There is one more complication, because this is running at the RPG-scale and we track such things.  A Buccaneer weighs 3,500 tons fully loaded.  If it is not fully loaded, its 2,308.5-ton cargo bay is at least partially empty, reducing the ship's mass to 1,191.5 tons, and its damage on impact to 119 points per velocity.  At this mass, the ship needs to be moving 11 hexes per turn, beyond its top speed, to do the damage it needs to do.

Now, all this presumes that the impact occurs on-target.  Being as this is a RPG roll, the attack roll will be the pilot's Piloting/Aerospace with a heap of modifiers.  The first will be -4 for hitting the enormous target.  The second will be +1 because they're flying a DropShip.  The next will be +4, since the terminal phase of the flight be be unmanned (the pilot expects to bail out just before impact.)  In addition, there may be damage modifiers if their intentions are detected ahead of time.   If the roll fails, the DropShip misses by MoF hexes, and almost certainly will fail to sink the Wyrm, and may well miss entirely.

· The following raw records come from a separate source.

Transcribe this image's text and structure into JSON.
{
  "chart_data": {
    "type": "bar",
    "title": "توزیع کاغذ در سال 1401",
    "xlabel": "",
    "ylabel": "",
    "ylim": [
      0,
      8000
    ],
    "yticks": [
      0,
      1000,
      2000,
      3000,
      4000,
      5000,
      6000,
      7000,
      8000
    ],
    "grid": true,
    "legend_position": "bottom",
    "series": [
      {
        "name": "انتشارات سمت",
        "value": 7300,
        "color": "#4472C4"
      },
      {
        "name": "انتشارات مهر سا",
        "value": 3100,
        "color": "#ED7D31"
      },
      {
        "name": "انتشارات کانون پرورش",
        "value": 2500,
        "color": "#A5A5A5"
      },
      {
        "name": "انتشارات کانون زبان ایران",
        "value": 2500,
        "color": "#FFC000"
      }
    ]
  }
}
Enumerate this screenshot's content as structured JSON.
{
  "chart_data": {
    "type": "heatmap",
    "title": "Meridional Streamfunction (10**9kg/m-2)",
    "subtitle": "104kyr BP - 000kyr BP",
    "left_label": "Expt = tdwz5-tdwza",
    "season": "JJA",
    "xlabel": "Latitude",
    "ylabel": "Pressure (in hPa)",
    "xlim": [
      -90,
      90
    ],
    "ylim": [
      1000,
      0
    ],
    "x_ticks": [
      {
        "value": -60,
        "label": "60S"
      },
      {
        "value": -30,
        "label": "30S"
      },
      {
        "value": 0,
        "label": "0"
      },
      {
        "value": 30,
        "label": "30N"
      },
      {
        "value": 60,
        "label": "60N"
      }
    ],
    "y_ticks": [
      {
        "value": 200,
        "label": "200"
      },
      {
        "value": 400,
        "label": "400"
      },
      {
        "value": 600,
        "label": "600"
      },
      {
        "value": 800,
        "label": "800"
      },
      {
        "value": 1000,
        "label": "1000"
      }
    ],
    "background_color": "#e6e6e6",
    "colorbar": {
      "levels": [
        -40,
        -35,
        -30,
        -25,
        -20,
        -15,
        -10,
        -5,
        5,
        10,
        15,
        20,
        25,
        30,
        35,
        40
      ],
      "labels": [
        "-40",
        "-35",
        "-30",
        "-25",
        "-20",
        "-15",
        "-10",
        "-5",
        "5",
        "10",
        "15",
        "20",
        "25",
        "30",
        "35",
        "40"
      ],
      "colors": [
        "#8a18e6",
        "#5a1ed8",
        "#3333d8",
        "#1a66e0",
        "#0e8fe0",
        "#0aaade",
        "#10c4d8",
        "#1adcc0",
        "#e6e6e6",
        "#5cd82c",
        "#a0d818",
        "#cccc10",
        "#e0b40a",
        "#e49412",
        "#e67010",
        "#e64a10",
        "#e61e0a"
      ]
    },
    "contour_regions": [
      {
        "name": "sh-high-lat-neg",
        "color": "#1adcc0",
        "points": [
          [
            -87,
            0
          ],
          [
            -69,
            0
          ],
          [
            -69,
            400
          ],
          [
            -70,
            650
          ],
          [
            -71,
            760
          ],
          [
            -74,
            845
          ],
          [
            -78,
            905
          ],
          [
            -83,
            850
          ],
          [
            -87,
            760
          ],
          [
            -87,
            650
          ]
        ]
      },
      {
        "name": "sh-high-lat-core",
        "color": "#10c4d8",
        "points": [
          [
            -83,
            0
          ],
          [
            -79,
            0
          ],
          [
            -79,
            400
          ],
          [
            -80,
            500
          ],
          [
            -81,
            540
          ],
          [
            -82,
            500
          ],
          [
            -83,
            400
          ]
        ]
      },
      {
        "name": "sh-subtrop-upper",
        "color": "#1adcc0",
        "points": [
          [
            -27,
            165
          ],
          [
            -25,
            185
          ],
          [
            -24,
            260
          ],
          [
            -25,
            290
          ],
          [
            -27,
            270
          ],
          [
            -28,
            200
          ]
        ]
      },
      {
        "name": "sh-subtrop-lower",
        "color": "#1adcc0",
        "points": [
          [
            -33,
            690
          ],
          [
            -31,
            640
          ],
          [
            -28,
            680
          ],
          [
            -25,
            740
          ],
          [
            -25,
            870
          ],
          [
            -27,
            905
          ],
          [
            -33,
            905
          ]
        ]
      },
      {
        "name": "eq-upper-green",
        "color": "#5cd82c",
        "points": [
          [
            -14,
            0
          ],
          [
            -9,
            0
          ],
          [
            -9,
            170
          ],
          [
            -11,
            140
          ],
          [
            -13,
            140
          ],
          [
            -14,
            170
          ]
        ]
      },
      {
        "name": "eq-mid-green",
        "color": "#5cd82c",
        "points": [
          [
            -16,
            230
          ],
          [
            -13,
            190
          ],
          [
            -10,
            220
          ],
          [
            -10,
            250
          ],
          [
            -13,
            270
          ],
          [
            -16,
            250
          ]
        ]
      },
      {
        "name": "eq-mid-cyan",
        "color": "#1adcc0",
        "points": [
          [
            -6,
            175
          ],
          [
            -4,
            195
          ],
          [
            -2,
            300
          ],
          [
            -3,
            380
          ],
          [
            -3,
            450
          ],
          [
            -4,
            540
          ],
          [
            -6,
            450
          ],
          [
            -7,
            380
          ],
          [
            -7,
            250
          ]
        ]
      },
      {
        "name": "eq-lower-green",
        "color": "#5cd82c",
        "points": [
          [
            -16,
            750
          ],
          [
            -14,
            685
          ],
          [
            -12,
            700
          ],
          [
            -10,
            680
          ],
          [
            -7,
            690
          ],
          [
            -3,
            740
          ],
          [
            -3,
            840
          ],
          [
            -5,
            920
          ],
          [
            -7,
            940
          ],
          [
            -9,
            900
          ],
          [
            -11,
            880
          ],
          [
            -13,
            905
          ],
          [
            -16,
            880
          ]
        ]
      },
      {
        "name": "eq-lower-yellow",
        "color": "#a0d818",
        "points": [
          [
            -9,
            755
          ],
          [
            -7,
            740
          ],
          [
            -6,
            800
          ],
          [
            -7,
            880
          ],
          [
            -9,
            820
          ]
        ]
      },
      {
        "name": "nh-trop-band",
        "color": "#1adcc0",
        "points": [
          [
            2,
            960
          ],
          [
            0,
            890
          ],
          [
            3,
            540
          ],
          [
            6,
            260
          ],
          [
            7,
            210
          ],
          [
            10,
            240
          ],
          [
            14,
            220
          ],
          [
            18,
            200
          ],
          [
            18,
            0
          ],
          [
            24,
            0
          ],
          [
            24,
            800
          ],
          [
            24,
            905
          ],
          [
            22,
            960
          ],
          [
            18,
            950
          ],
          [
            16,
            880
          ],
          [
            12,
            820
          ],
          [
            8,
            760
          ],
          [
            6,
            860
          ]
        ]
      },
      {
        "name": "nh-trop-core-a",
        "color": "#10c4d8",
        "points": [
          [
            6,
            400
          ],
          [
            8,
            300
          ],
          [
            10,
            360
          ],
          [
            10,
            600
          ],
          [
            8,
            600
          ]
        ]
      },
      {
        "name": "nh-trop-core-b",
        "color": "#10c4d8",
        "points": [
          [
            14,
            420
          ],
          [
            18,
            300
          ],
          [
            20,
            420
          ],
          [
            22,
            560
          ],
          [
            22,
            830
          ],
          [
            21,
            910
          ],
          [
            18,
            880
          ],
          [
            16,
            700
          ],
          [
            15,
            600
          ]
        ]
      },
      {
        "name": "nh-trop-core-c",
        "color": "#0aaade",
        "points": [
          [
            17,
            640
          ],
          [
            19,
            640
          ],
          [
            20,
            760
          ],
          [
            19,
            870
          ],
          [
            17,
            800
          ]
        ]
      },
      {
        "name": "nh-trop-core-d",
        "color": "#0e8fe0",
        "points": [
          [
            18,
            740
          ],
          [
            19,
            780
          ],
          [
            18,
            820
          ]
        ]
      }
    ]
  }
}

Of course, before they can do that, the party needs to obtain this DropShip, which is almost an adventure in itself.  So very, very much that can go wrong with this plan.  Tune in Monday to hear how it turns out.

2 comments:

  1. Is the damage in capital scale? If it is, its damage against the Wyrm would be X10.

    ReplyDelete
  2. Good thought, Chinook, but the damage is always standard scale, per Total Warfare page 241.